(Montréal) L’Agence mondiale antidopage (AMA) a annoncé vendredi avoir validé une technique innovante de dépistage à partir de gouttes de sang séché, qui fera l’objet de tests préliminaires aux Jeux olympiques de Tokyo et pourrait à terme « changer la donne » dans la lutte antidopage.

Cette nouvelle méthodologie, baptisée DBS (Dried blood spot, goutte de sang séché), « peut potentiellement avoir un impact positif important tant pour les athlètes que pour les organisations antidopage », s’est félicité le président de l’AMA Witold Banka lors d’un point-presse à l’issue d’une réunion des instances dirigeantes de l’agence.  

« Je pense réellement que ça pourra vraiment changer la donne dans l’antidopage », a-t-il ajouté, après l’adoption par l’AMA d’un document établissant les procédures à suivre et le cadre règlementaire de cette nouvelle technique.  

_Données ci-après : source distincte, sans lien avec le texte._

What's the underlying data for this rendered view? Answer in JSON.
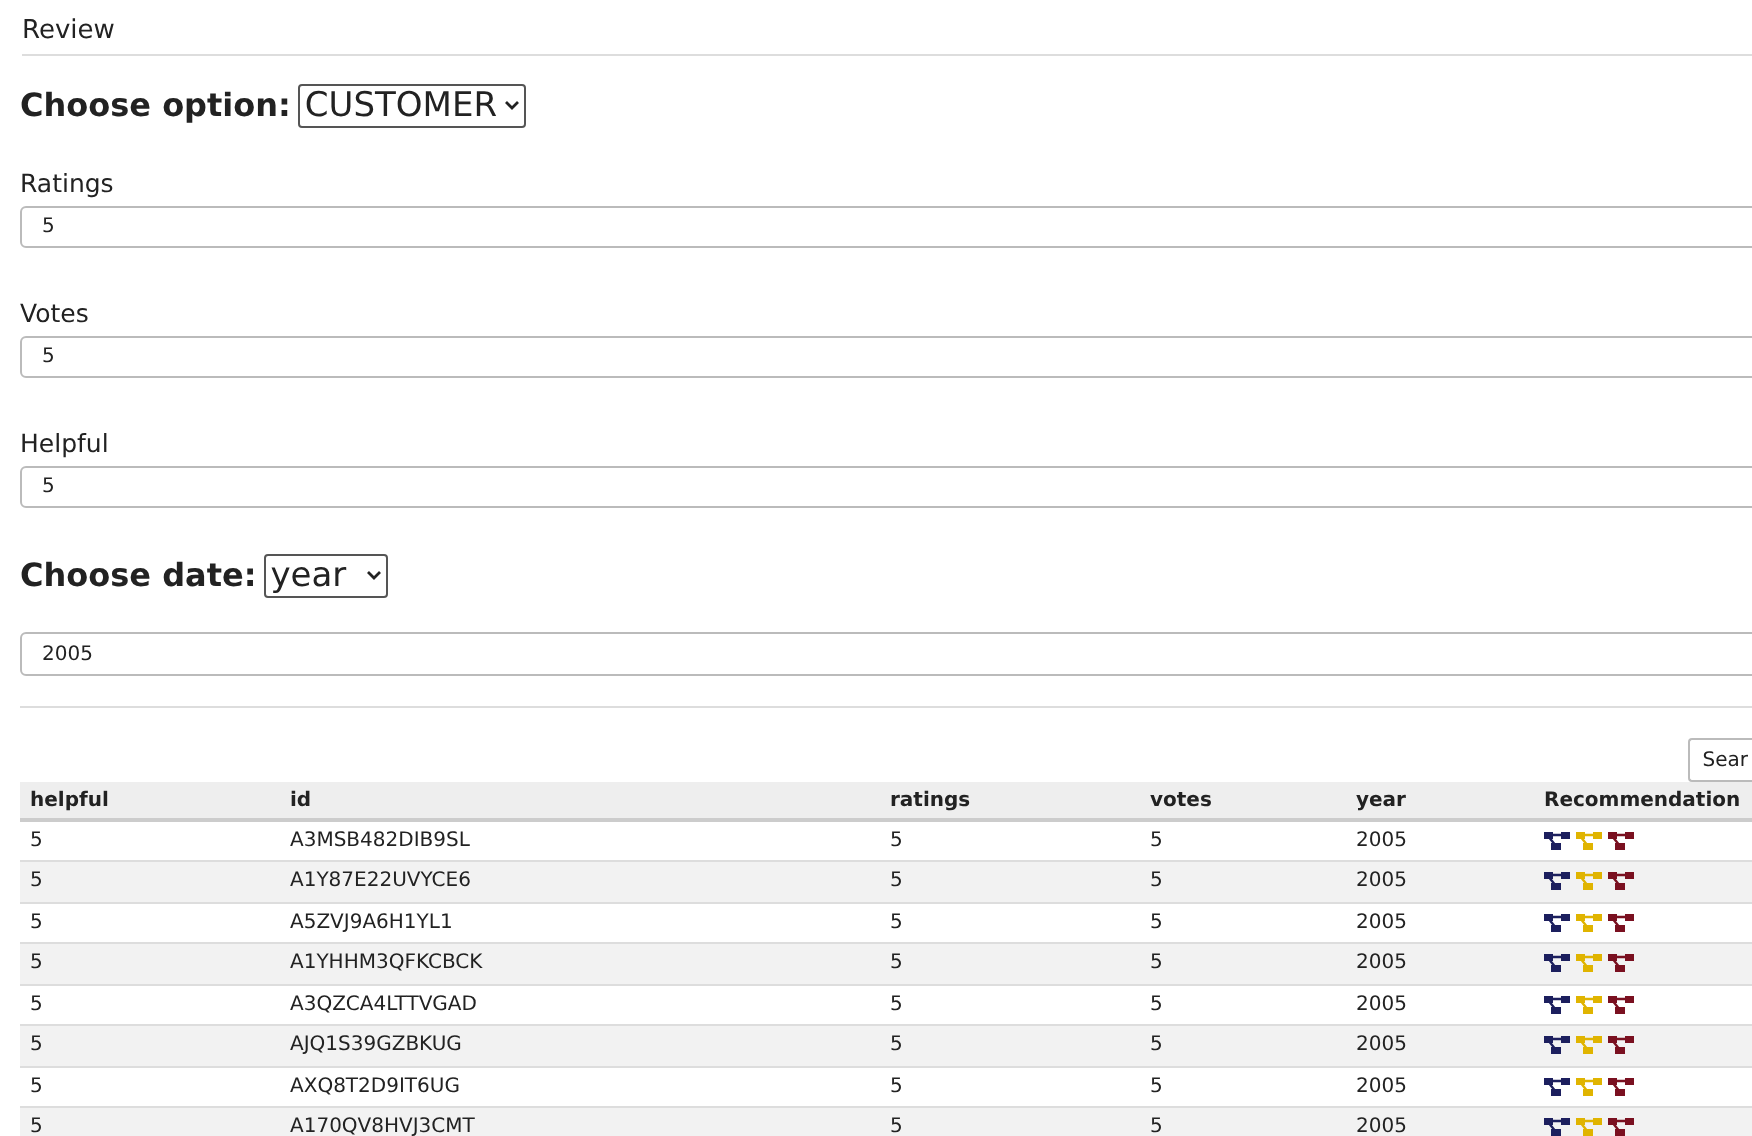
{
  "header": {
    "title": "Review"
  },
  "option": {
    "label": "Choose option:",
    "value": "CUSTOMER"
  },
  "fields": [
    {
      "label": "Ratings",
      "value": "5"
    },
    {
      "label": "Votes",
      "value": "5"
    },
    {
      "label": "Helpful",
      "value": "5"
    }
  ],
  "date": {
    "label": "Choose date:",
    "value": "year",
    "field_value": "2005"
  },
  "search_button": "Sear",
  "recommendation_icons": [
    {
      "color": "#1c1f5e"
    },
    {
      "color": "#e0b400"
    },
    {
      "color": "#7a1020"
    }
  ],
  "table": {
    "columns": [
      "helpful",
      "id",
      "ratings",
      "votes",
      "year",
      "Recommendation"
    ],
    "rows": [
      [
        "5",
        "A3MSB482DIB9SL",
        "5",
        "5",
        "2005"
      ],
      [
        "5",
        "A1Y87E22UVYCE6",
        "5",
        "5",
        "2005"
      ],
      [
        "5",
        "A5ZVJ9A6H1YL1",
        "5",
        "5",
        "2005"
      ],
      [
        "5",
        "A1YHHM3QFKCBCK",
        "5",
        "5",
        "2005"
      ],
      [
        "5",
        "A3QZCA4LTTVGAD",
        "5",
        "5",
        "2005"
      ],
      [
        "5",
        "AJQ1S39GZBKUG",
        "5",
        "5",
        "2005"
      ],
      [
        "5",
        "AXQ8T2D9IT6UG",
        "5",
        "5",
        "2005"
      ],
      [
        "5",
        "A170QV8HVJ3CMT",
        "5",
        "5",
        "2005"
      ]
    ]
  }
}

L’AMA avait lancé fin 2019 un programme de recherche sur la technique DBS en partenariat avec le Comité international olympique (CIO) et plusieurs organisations antidopage nationales.

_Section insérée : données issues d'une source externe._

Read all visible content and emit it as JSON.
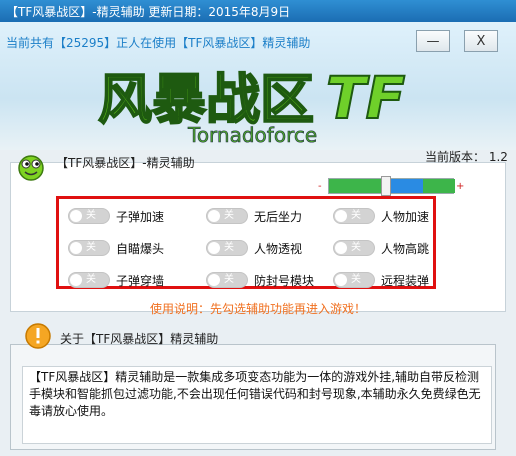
{
  "window": {
    "title": "【TF风暴战区】-精灵辅助    更新日期：2015年8月9日",
    "minimize_label": "—",
    "close_label": "X"
  },
  "header": {
    "online_text": "当前共有【25295】正人在使用【TF风暴战区】精灵辅助",
    "logo_text": "风暴战区",
    "logo_mark": "TF",
    "logo_subtitle": "Tornadoforce"
  },
  "section": {
    "title": "【TF风暴战区】-精灵辅助",
    "version_text": "当前版本： 1.2",
    "opacity_minus": "-",
    "opacity_plus": "+",
    "opacity_value": 0.45
  },
  "features": [
    {
      "toggle": "关",
      "label": "子弹加速"
    },
    {
      "toggle": "关",
      "label": "无后坐力"
    },
    {
      "toggle": "关",
      "label": "人物加速"
    },
    {
      "toggle": "关",
      "label": "自瞄爆头"
    },
    {
      "toggle": "关",
      "label": "人物透视"
    },
    {
      "toggle": "关",
      "label": "人物高跳"
    },
    {
      "toggle": "关",
      "label": "子弹穿墙"
    },
    {
      "toggle": "关",
      "label": "防封号模块"
    },
    {
      "toggle": "关",
      "label": "远程装弹"
    }
  ],
  "usage_text": "使用说明：先勾选辅助功能再进入游戏！",
  "about": {
    "title": "关于【TF风暴战区】精灵辅助",
    "body": "【TF风暴战区】精灵辅助是一款集成多项变态功能为一体的游戏外挂,辅助自带反检测手模块和智能抓包过滤功能,不会出现任何错误代码和封号现象,本辅助永久免费绿色无毒请放心使用。"
  },
  "colors": {
    "title_bar": "#1b6db3",
    "accent_blue": "#1c7fc8",
    "highlight_red": "#e01010",
    "usage_orange": "#f07020",
    "logo_green": "#5ec21a"
  }
}
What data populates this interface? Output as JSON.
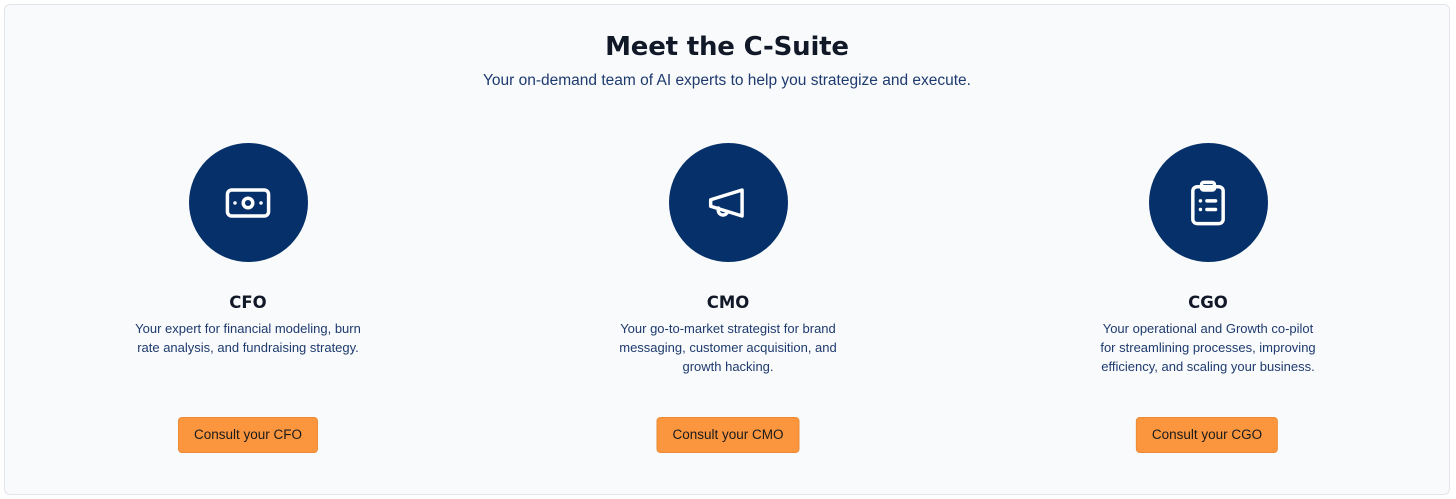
{
  "header": {
    "title": "Meet the C-Suite",
    "subtitle": "Your on-demand team of AI experts to help you strategize and execute."
  },
  "colors": {
    "icon_circle": "#06306a",
    "button": "#fb963f",
    "heading": "#111827",
    "body_text": "#1e3a6e",
    "background": "#f8fafc"
  },
  "cards": [
    {
      "icon": "money-bill-icon",
      "role": "CFO",
      "description": "Your expert for financial modeling, burn rate analysis, and fundraising strategy.",
      "button_label": "Consult your CFO"
    },
    {
      "icon": "megaphone-icon",
      "role": "CMO",
      "description": "Your go-to-market strategist for brand messaging, customer acquisition, and growth hacking.",
      "button_label": "Consult your CMO"
    },
    {
      "icon": "clipboard-list-icon",
      "role": "CGO",
      "description": "Your operational and Growth co-pilot for streamlining processes, improving efficiency, and scaling your business.",
      "button_label": "Consult your CGO"
    }
  ]
}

« Nous avons pour objectif de tester certains éléments de la technique DBS lors des Jeux olympiques et paralympiques de Tokyo cette année, avant de les utiliser de façon régulière pendant les Jeux de Pékin en début d’année prochaine », a expliqué le directeur du département Sciences/Médecine de l’AMA, Olivier Rabin.

Le Dr Rabin a expliqué que cette technique consiste à prélever quelques gouttes de sang sur le bout du doigt ou sur l’épaule de l’athlète, puis de les transférer sur une sorte de papier buvard avant de les envoyer en analyse.  

Une technique moins intrusive, moins coûteuse à stocker ou à transporter, et qui peut permettre de détecter certaines substances instables en « stabilisant » rapidement les échantillons de sang, selon lui.

De plus, « c’est très important […] particulièrement dans des endroits reculés où certains athlètes s’entraînent, de pouvoir stabiliser le sang pour transporter l’échantillon de façon sûre de l’athlète jusqu’au laboratoire antidopage » le plus proche, a-t-il expliqué.

« Nous pensons que c’est certainement un important pas en avant » dans la lutte contre le dopage, a-t-il insisté.

Cette annonce est intervenue à l’issue d’une réunion virtuelle des deux instances dirigeantes de l’AMA, son comité exécutif jeudi et son Conseil de fondation vendredi.

Goutte de sang séché : une « étape très importante »

Le feu vert à la méthode de dépistage par gouttes de sang séché donné vendredi par l’Agence mondiale antidopage (AMA), qui va commencer les tests dès les JO de Tokyo, constitue une « étape très importante » dans la lutte contre le dopage, estime le directeur scientifique du gendarme mondial, le Dr Olivier Rabin, chef du département Sciences et médecine de l’agence.

Q. Quand allez-vous commencer à expérimenter cette technique lors d’une compétition majeure ?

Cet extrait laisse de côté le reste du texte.